Adfolks, a UAE-based engineering services company, has announced that it has seen a 300% increase in cloud consumption by companies in the UAE and wider GCC region since 2020. CIOs have started to leverage the power of cloud for better efficiency, security, and faster return on investments. According to the latest forecast by Gartner, Inc., the end-user spending on public cloud services in the Middle East and North Africa (MENA) region will total US$ 5.7 billion in 2022. Adfolks LLC, a 5-year-old tech venture supports digitally forward-thinking enterprises including Dubai Airports, DP World, Mashreq, EMAAR, Arab National Bank among several others to deliver market differentiation through smart technology solutions powered by cloud-based technologies.
“We have constantly generated awareness on the importance of cloud adoption within the tech community in the UAE. The potential of cloud is massive and based on our own findings, currently, CIOs in the region have just skimmed the surface. We strongly believe that organisations in GCC can immensely benefit and race towards a positive ROI by utilizing the power of cloud. We frequently run cloud assessment modules for enterprises on their legacy systems and help them make informed decisions on integrating cloud within their IT strategy. Adfolks over the years has enabled the CIOs in GCC to put a roadmap with immediate and long-term goals by adjusting the variables as per the need, for instance, scale, cost and licensing,” said Arun Mohan, CEO of Adfolks.
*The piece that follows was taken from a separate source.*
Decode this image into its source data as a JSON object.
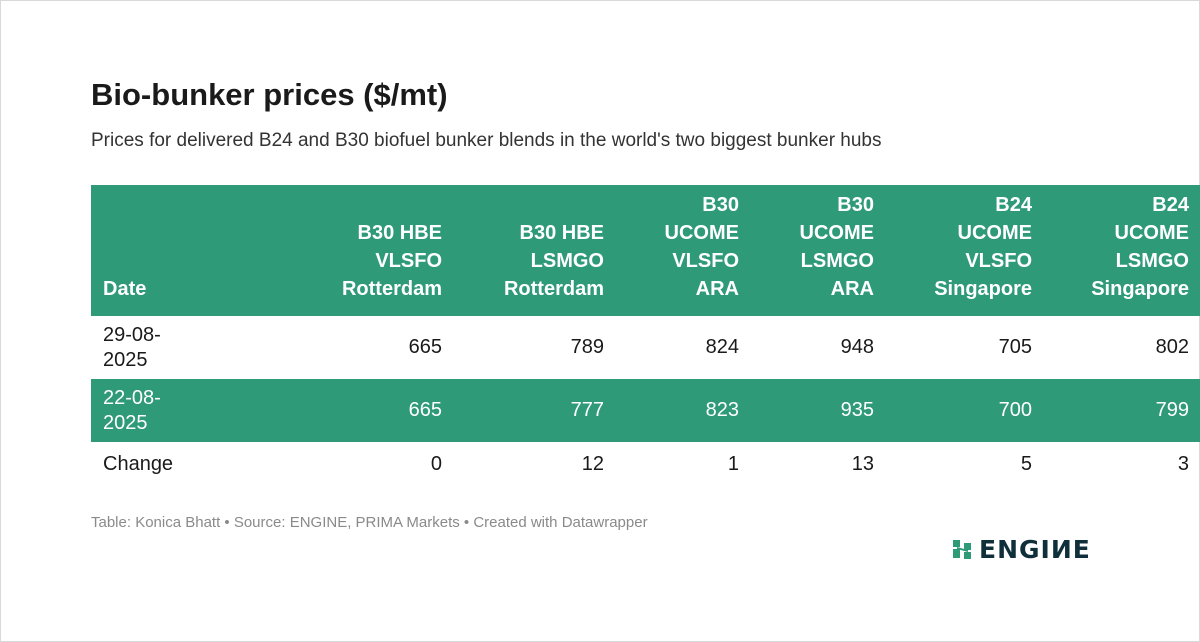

The company works closely with CIOs to chart their digital transformation journey and focuses on building internal capabilities around upcoming tech trends. These areas are prudently chosen with close collaboration with platform providers in the cloud space.
“When Microsoft started providing Azure cloud services in the region, cloud wasn’t a core component in the IT strategy for most enterprises. Skillsets in the market for all aspects starting with advocacy, training, consulting, and actual delivery, and managed service were limited in the early days. With cloud adoption gaining momentum in the region, the case for digital transformation has never been more urgent. Strategic partners like Adfolks LLC not only bring together the power of Azure with their services and infrastructure expertise but also help enterprises in the region develop resilience and transformation while ensuring stringent compliance and regulatory guidelines. Microsoft has pledged to invest USD 20 billion over the next five years in cybersecurity, quadrupling its previous annual investment,” said Yvonne Chebib, Global Partner Solutions Lead, Microsoft UAE.
Organisations in the MENA region have started migrating their on-premises IT infrastructure deployments to SaaS, IaaS and PaaS cloud environments. Some of the benefits of this migration include anywhere-anytime access, infrastructure flexibility, scalability, cost reduction, rapid deployment, and faster time to market. Savings arising due to this migration are eventually routed back into the local economy, thereby making a significant contribution to the country’s digital economy.
Commenting on the benefits of Cloud framework, Binoo Joseph, CTO Emaar Technologies said, “In FY21, Adfolks enhanced our cloud usage by positioning Azure DevOps as the starting point where their team supported our developers with development releases. With a fully integrated Azure DevSecOps solution, we were able to reduce the time to market from days to hours. What took at least 3-4 days for approvals and optimisations, now was done in a matter of less than 3-4 hours by also reducing pentest timelines. Re-platforming a business-critical application that came with a heavy load of pictures and multiple tiers of user-based access, using Microservices and AKS, was the next step, that helped us achieve commendable scalability and great stability. We were also able to cut down on massive on-premises costs by embracing Azure”.
Prior to the pandemic, the organisations had one unified office with all employees in one place. With decentralisation, the boundaries of the organisation have become ambiguous. Data is all over the place, demanding a need for a comprehensive and consolidated security strategy including a strong cloud framework.
“Employees in the MENA region during this phase also were demanding an ‘anytime-anywhere-on-any-device’ service. This has triggered the need for secure cloud platforms, and we have been able to support companies in the region to use digital services that are more secure than ever before especially during the pandemic,” concluded Mohan.
This home-grown tech firm’s services broadly fall under four categories that include Cloud Migration; Cloud-Native App and Infra – DevOps, API management solutions, middleware modernisation; data science and engineering in addition to AI Ops and observability.